Pamietasz "kochanego głuptaska" ?
> Widzisz ale właśnie chodzi o to, że to nie Ty dyktujesz tutaj czy słowo
> "kochana" ma wydźwięk pozytywny czy negatywny..
Pewnie że nie.
> Powiedzmy, że największe
> prawo do takiej oceny (poza słownikiem) ma adresatka.
Podkreślam to jest dyskusja grupowa nie prywatna, więc kazdy ma w niej równe
prawa.
> Powiedziałem już -
> jesli uzna że takie słowo ją krzywdzi - na pewno nie będę go więcej wobec
> niej używać....Nie zmienia to faktu, że - jeszcze raz powtórzę - intencje
> miałem pozytywne...
Wierzę
Choć wyszło "Kochana Margolu przyjedź tu do mnie do Krakowa aby pokazać Ci
jak z Ciebie drwie"
> Po pierwsze - przekraczasz pewne granice wmawiając mi usilnie złe
intencje,
> które są mi absolutnie obce... jesteśmy mężczyznami-z natury rzeczy nie
> musimy się aż tak wobec siebie pieścić w słowach, zaś wulgaryzmy są
częścią
> naszego słownictwa i w dopuszczalnych wypadkach - a za taki wypadek uważam
> powyższy -są jak najbardziej wskazane.....
Dlatego zapytałem juz wiem że można po rzucać mięsem jak uznasz że to jest
dopuszczalne.
A teraz drobna gra:
Wyobraź sobie że siedzisz w dużym pokoju używasz mikrofonów bo pokój spory
pełen ludzi
a ktoś do Ciebie mówi: "gówno o tym wiesz nie masz prawa głosu" ?
Mam nadzieję że teraz łatwiej będzie Ci zrozumieć moje odczucia na Twoje
zwroty
gatunku "chłopie" "Kochana" "gówno o tym wiesz".

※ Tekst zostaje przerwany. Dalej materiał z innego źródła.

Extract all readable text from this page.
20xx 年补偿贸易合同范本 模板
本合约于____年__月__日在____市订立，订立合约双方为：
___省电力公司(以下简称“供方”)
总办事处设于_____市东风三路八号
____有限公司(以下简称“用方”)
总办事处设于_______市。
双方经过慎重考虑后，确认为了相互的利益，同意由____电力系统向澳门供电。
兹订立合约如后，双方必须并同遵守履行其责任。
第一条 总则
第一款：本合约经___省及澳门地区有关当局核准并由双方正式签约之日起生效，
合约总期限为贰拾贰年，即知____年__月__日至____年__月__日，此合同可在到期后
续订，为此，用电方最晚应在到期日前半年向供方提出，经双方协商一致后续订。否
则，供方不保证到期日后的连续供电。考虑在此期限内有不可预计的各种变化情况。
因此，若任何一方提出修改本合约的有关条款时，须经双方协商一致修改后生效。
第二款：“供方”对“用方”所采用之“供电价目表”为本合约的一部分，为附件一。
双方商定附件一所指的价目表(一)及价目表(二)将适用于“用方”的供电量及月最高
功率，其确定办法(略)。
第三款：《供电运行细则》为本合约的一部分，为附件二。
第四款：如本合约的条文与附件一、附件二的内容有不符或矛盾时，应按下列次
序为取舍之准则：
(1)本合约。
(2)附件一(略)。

> Poza tym wulgaryzm był (jesli był w ogóle - o czym poniżej) raczej łagodny
i
> nie miał charakteru epitetu a jedynie wzmocnienia wypowiedzi...
Hipokryzja?
> A tak naprawdę to żadnego wulgaryzmu nie napisałem - "g..." znaczy czasem
po
> prostu niewinne "gucio" (tak się u nas też czasem mawia).
> Tak więc, wrażliwy i drazliwy Jacku - gucio wiesz o moich intencjach.....
Sam sobie budujesz obraz jak widzą Cie inni, podobnie zreszta jak ja.